Vivian Reed holds the line
by Brian Clarey
The National Black Theatre Festival devotes much of its schedule to up-and-coming theater and film crews and avant-garde pieces that wouldn’t find a home anywhere else. To balance the schedule, staples like gospel acts, Broadway revues and classic performances run every night.
Vivian Reed manages to cram all of these mainstream categories into just one act.
Elements of her entire career make it into the show: years of classical voice training at Julliard with equal time spent onstage at the Apollo Theatre; another decade of dance; her Broadway debut in Bubbling Brown Sugar, for which a role was created just for her; her Josephine Baker years in France, spent interpreting American classics for European audiences and, eventually, on screen portraying the jazz singer in 1987’s La Rumba.
“My act is very eclectic,” she says. “In ‘Strange Fruit,’ we do a classical composition. Everyone has to be trained classically. Nothing is done like you’ve heard it. ‘Fever’ has a different bassline. Funky. ‘Come Rain or Come Shine’ is funky, as opposed to a jazz standard.
“I talk about it in my show,” she continues. “The joy in any performer comes from taking the time to look at a piece of music, see how you can make it your own without disturbing the integrity of the piece.”
A consummate performer, Reed’s career itself provides much of the material for her stage show.
“I speak off the cuff,” she says. “I basically talk about my beginnings. I don’t do these long-ass monologues — I don’t do none of that. Not every song has a setup. But it’s very… when I say personal, it’s like if you would gather a bunch of your friends and say, ‘Sing a few songs for us.’ That’s what it’s like. It’s like sitting in my living room.”[pullquote]
An Evening with Vivian Reed runs Wednesday through Saturday at the Gaines Ballroom at the Embassy Suites. Buy tickets at nbtf.org.
After her voice — discovered in a church choir in Pittsburgh — brought her to Julliard in New York City, she fell in with the crowd at the Apollo. Theater owner Bobby Schiffman became her manager, booking her on nights and weekends while she was studying voice by day.
That, she says, is how she met Bill Cosby, who made his Apollo debut at the time.

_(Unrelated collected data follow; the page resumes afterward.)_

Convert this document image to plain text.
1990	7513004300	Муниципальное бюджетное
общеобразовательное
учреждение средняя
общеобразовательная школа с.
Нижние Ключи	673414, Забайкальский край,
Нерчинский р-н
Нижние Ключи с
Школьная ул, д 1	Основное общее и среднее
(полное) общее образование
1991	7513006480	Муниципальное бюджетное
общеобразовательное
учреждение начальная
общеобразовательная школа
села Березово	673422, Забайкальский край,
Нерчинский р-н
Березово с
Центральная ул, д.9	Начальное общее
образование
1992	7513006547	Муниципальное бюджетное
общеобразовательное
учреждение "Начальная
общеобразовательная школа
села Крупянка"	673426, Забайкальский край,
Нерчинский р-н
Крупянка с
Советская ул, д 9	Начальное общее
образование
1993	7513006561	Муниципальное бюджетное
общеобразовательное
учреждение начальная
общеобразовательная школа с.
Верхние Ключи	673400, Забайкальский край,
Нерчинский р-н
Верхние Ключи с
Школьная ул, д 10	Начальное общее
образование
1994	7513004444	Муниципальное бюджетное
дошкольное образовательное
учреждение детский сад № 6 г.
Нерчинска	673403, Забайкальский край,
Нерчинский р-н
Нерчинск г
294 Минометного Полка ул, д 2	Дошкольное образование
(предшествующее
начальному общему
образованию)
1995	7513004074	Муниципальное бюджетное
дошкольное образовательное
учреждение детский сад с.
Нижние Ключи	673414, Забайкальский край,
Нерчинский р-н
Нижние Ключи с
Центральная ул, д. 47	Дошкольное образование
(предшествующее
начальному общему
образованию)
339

“He was just a gentleman,” she says of the now beleaguered actor, who has been accused by several dozen women of sexual assault. “I can only speak on the time I worked with him. I can only speak for myself, and I can’t say that he ever treated me like anything other than a young lady. And I was young, honey. I was one hot little something.”
Her first Tony nomination came from her debut in Bubbling Brown Sugar, largely on the strength of her song-and-dance treatment for “Sweet Georgia Brown” and a big tap number towards the end of the show.
A recording contract brought her through Nashville; movies and television called her to Los Angeles; a stint teaching at the Berklee College of Music gave her a Boston residency.
Over the years she’s crossed paths with Patti LaBelle, Elaine Stritch, Catherine Deneuve, Quincy Jones and Sammy Davis Jr. When she scored a part in the New York production of Don’t Bother Me, I Can’t Cope, she befriended a young Nell Carter, who would soon go on to stardom in Ain’t Misbehavin’ and a starring role in TV’s “Gimme a Break.” Carter died in 2003.
“She did something I should have done,” Reed says now, from her home in New York City. “Universal offered me a [television] contract and I turned them down. I turned down a lot of TV — back then if you did too much TV you couldn’t get into the movies. But [Carter] actually took the deal, and the rest is history.”
The business of show has changed significantly in other ways since she began in the 1970s, as has the artist herself. But she still sees a dearth of opportunity for performers of color, and a strong need for the National Black Theatre Festival.
“You know how many talented African-American artists exist in this world?” she asks. “Some of these wonderful, wonderful, talented people will never see the light of day. Even performers who are extremely established, they don’t have a lot of roles coming to them.
“That’s why I love the festival,” she continues. “It’s a great outlet for a lot of people who would otherwise go unsung. It’s an opportunity for playwrights, for composers and actors to do what they do, and for people to put their shows together and show their talent.
“We need it, honey. And I hope it never goes away.”